This is the datasets and Python code for Recognizing Quantity Names for Tabular Data. The paper can be found here. The presentation slides can be found here.
Since the size of datasets used in this experiments is too large, we share our datasets by providing a CSV file called id_url.csv, which contains dataset ID, CSV ID, and download URL for each individual dataset in each row. In our experiment, we put all the datasets in a folder named 'data', and name the dataset folder as its dataset ID, and CSV file folder as its CSV ID.
The structure is shown below:
|___ data
|___ dataset ID
|___ CSV ID
|___ data.csv
|___ dataset ID
|___ CSV ID
|___ data.csv
|___ dataset ID
|___ CSV ID
|___ data.csv
......
In each of the six .txt files name starts with 'quantity', there is a list of dataset IDs, CSV IDs, and column names that consist of our dataset for training and testing for each quantity name.

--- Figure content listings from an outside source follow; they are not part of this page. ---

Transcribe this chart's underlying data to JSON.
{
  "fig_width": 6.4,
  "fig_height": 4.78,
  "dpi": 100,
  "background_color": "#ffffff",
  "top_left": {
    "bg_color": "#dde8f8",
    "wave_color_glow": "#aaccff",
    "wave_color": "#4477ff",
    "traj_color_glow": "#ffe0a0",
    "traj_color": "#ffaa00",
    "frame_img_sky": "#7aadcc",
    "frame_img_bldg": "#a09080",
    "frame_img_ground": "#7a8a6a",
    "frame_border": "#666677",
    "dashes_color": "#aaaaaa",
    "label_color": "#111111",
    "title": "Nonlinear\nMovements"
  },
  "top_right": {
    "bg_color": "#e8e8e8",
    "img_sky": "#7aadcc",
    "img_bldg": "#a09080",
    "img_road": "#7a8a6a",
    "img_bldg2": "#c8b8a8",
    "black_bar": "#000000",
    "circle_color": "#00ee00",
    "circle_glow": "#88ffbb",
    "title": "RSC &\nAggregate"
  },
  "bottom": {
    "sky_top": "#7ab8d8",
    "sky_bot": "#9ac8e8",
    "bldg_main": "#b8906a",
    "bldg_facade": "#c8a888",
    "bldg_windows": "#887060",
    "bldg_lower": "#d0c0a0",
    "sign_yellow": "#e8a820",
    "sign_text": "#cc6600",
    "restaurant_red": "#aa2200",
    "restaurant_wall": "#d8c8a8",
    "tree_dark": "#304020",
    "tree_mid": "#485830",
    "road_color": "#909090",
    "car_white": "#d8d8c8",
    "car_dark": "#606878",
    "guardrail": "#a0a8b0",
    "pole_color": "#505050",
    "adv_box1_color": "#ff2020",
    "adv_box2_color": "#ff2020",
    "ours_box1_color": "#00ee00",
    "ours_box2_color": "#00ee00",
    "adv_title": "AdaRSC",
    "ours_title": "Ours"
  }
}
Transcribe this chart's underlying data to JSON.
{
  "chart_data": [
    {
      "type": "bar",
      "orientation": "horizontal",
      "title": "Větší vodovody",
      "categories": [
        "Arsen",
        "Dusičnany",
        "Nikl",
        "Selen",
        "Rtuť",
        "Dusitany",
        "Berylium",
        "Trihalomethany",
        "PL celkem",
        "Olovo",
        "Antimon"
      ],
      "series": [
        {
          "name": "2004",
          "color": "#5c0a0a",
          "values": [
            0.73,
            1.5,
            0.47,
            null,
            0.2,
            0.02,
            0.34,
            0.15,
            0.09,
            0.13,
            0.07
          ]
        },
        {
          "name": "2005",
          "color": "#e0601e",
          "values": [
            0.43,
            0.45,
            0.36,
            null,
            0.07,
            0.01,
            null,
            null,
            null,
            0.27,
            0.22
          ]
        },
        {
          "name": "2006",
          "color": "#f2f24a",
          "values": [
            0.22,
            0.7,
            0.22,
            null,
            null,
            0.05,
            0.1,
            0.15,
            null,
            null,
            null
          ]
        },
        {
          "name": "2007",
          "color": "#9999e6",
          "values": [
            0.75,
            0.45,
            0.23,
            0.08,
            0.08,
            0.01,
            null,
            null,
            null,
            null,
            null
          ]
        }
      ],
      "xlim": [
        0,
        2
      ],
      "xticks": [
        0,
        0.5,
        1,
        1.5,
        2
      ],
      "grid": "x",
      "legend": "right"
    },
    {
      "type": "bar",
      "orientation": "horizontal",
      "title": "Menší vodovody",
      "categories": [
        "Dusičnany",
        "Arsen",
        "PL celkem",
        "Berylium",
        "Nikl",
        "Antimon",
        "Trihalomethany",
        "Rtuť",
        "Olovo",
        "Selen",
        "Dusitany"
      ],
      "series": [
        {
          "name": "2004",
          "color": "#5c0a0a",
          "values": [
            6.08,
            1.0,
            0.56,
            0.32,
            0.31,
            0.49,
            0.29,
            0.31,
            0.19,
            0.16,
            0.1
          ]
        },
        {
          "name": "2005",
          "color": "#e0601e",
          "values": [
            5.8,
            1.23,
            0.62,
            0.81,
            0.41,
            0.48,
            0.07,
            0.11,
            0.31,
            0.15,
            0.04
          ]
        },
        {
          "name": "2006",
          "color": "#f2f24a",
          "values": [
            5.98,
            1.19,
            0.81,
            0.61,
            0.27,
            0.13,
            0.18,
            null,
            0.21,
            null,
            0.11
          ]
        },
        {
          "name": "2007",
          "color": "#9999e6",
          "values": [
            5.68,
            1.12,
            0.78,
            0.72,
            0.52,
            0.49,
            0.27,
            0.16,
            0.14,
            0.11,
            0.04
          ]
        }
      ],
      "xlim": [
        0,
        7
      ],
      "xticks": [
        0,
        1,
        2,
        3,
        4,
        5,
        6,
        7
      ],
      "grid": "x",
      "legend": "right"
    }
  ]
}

There are two Python files in this repository, first run:
python feature_build.py
This process is relatively slow, since it needs to parse all the datasets list in those text files. The index along with a message 'ok' will be printed if that dataset is successfully read. If only the index is printed, it means there's an error reading the dataset.
After it is finished, six CSV files will be created containing the features of instances. Then run:
python cross_validation.py
Since we have already provided six CSV files here, this command can also be run individually.
The results will be printed then.